Germany - Federal
Summary
Law: The primary pieces of legislation are the Federal Data Protection Act of 30 June 2017 (implementing the GDPR) (the Act) and the General Data Protection Regulation (Regulation (EU) 2016/679) (GDPR)
Regulator: The Federal Commissioner for Data Protection and Freedom of Information (BfDI)
Summary: Germany implemented the GDPR in 2018 through the Federal Data Protection Act of 30 June 2017 (implementing the GDPR) (as amended) (the Act).
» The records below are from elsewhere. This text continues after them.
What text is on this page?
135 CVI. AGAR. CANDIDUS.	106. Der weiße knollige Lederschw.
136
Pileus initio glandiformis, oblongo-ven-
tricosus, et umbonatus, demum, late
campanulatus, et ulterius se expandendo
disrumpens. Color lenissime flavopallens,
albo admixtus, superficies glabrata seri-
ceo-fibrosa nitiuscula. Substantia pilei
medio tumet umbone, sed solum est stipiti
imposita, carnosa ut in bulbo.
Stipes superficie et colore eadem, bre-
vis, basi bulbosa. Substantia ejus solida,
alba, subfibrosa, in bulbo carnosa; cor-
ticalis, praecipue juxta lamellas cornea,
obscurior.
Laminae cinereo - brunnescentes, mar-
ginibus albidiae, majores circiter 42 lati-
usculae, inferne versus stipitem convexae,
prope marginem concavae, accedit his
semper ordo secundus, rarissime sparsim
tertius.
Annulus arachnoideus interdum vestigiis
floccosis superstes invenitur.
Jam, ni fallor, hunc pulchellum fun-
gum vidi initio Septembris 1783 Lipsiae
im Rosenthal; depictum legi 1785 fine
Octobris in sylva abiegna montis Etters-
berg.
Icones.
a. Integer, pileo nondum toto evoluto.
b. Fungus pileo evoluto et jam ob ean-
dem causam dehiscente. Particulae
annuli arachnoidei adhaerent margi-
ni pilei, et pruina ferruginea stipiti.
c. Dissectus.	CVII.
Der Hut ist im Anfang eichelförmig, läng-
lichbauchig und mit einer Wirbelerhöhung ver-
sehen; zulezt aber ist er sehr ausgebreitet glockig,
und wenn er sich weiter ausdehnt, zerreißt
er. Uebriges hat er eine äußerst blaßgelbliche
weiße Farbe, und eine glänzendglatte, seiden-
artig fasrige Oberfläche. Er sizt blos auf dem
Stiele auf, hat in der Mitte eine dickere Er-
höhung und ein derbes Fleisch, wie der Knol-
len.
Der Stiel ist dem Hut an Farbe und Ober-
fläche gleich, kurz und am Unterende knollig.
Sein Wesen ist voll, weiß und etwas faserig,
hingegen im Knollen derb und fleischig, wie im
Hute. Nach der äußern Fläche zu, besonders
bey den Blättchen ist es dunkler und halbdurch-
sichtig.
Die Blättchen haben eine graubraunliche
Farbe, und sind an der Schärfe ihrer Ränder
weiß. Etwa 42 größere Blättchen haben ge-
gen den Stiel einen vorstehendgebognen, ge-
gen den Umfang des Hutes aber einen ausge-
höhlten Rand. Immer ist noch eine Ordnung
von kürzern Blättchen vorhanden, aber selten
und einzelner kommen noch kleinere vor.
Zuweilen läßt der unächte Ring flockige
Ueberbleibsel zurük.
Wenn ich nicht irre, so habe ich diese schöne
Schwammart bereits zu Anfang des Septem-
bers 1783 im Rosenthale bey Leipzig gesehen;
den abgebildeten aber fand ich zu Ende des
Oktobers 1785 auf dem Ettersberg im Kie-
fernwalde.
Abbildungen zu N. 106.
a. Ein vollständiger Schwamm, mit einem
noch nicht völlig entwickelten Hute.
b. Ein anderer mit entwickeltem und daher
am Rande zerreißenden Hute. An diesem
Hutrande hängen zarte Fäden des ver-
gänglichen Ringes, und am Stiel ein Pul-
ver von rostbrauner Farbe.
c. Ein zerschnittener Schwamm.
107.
The Federal Commissioner for Data Protection and Freedom of Information (BfDI) enforces data protection in the public sector at a federal level and with regards to all telecommunications and postal service providers, while the 16 regional data protection authorities enforce data protection laws in the public and private sectors of their respective state. All supervisory authorities meet regularly at the German Data Protection Conference (DSK) and have issued detailed guidelines that further develop the privacy landscape in Germany. Important guidelines include guidance on cookie consent, a concept to harmonise the assessment of monetary fines under the GDPR, and a Standard Data Protection Model. Moreover, Germany is one of the first European countries to digitalise its health system, and a special Patient Data Protection Act (PDSG) (only available in German here).